Ich habe schon gesucht, aber ich habe keine entsprechenden Tutorials gefunden. Mein größtes Problem liegt bei dem Schwung der Seiten. (Ich meine das ungefähr so, wie auf diesem Bild: http://www.jerusalem-crown.com/images/buch.gif)

Erst hatte ich versucht, einfach die "Textur" zu erstellen und diese Ebene dann mit dem "Transfomieren"-Werkzeug zu verzerren, aber hier mit bekomme ich die Verzerrung nicht rund hin.

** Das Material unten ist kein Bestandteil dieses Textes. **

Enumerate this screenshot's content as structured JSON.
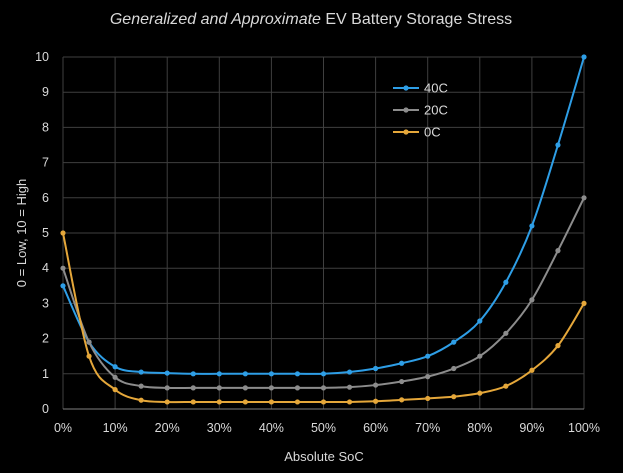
{
  "chart_data": {
    "type": "line",
    "title_italic": "Generalized and Approximate",
    "title_rest": " EV Battery Storage Stress",
    "xlabel": "Absolute SoC",
    "ylabel": "0 = Low, 10 = High",
    "x": [
      0,
      5,
      10,
      15,
      20,
      25,
      30,
      35,
      40,
      45,
      50,
      55,
      60,
      65,
      70,
      75,
      80,
      85,
      90,
      95,
      100
    ],
    "x_tick_labels": [
      "0%",
      "10%",
      "20%",
      "30%",
      "40%",
      "50%",
      "60%",
      "70%",
      "80%",
      "90%",
      "100%"
    ],
    "x_tick_values": [
      0,
      10,
      20,
      30,
      40,
      50,
      60,
      70,
      80,
      90,
      100
    ],
    "y_tick_labels": [
      "0",
      "1",
      "2",
      "3",
      "4",
      "5",
      "6",
      "7",
      "8",
      "9",
      "10"
    ],
    "y_tick_values": [
      0,
      1,
      2,
      3,
      4,
      5,
      6,
      7,
      8,
      9,
      10
    ],
    "xlim": [
      0,
      100
    ],
    "ylim": [
      0,
      10
    ],
    "grid": true,
    "legend_position": "top-right",
    "series": [
      {
        "name": "40C",
        "color": "#2e9ee6",
        "values": [
          3.5,
          1.9,
          1.2,
          1.05,
          1.02,
          1.0,
          1.0,
          1.0,
          1.0,
          1.0,
          1.0,
          1.05,
          1.15,
          1.3,
          1.5,
          1.9,
          2.5,
          3.6,
          5.2,
          7.5,
          10.0
        ]
      },
      {
        "name": "20C",
        "color": "#8c8c8c",
        "values": [
          4.0,
          1.9,
          0.9,
          0.65,
          0.6,
          0.6,
          0.6,
          0.6,
          0.6,
          0.6,
          0.6,
          0.62,
          0.68,
          0.78,
          0.92,
          1.15,
          1.5,
          2.15,
          3.1,
          4.5,
          6.0
        ]
      },
      {
        "name": "0C",
        "color": "#e5a73a",
        "values": [
          5.0,
          1.5,
          0.55,
          0.25,
          0.2,
          0.2,
          0.2,
          0.2,
          0.2,
          0.2,
          0.2,
          0.2,
          0.22,
          0.26,
          0.3,
          0.35,
          0.45,
          0.65,
          1.1,
          1.8,
          3.0
        ]
      }
    ]
  }
}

Kennt vielleciht einer von euch ein Tutorial zu diesem Thema? Oder hat jemand Tipps für mich, wie man sowas am besten hinbekommt?

Würde mich freuen.

MFG
Stephan


----------



## Philip Kurz (12. Februar 2004)

Ich würde dir ja den Zeichenstift empfehlen, aber du kannst es mit dem Filter Verbiegen versuchen.
Später kannst du dein Buch dann perspektivisch verzerren. Ich habe gerade eben ein schönes Ergebnis bekommen.

Viel Spaß


----------



## beeviz (12. Februar 2004)

such dir mal tutorials zum verzerrungsfilter => versetzen.
da dürftest du fündig werden. ansonsten einfach ausprobieren.
ist garnicht mal schwer.

hab nur gerade nich so die lust alles haarklein selbst auszuprobieren und zu beschreiben. dauer ca. 30-45min 

aber so müsste es sicher funktionieren


----------



## Comander_Keen (13. Februar 2004)

Die beiden geschwungenen Flächen, welche die Seiten darstellen, sollten sich eigentlich mit dem Pfadwerkzeug erstellen lassen. Nach ein paar Probeläufen sollte man die Perspektive im Gefühl haben (wenn nicht kannst du auch dein Beispiel als Vorlage nutzen). 
Der Knick im inneren ist schnell mit zwei Verläufen realisiert. Feinheiten wie der Einband kommen dann zum Schluss dran. 

-keen!

ps: bei solchen Grafiken greife ich lieber auf Illustrator zurück


----------



## Jiekas (13. Februar 2004)

Ersteinmal bedanke ich mich bei euch!

Werde mich dann mal auf die Suche begeben.



MFG

Stephan


----------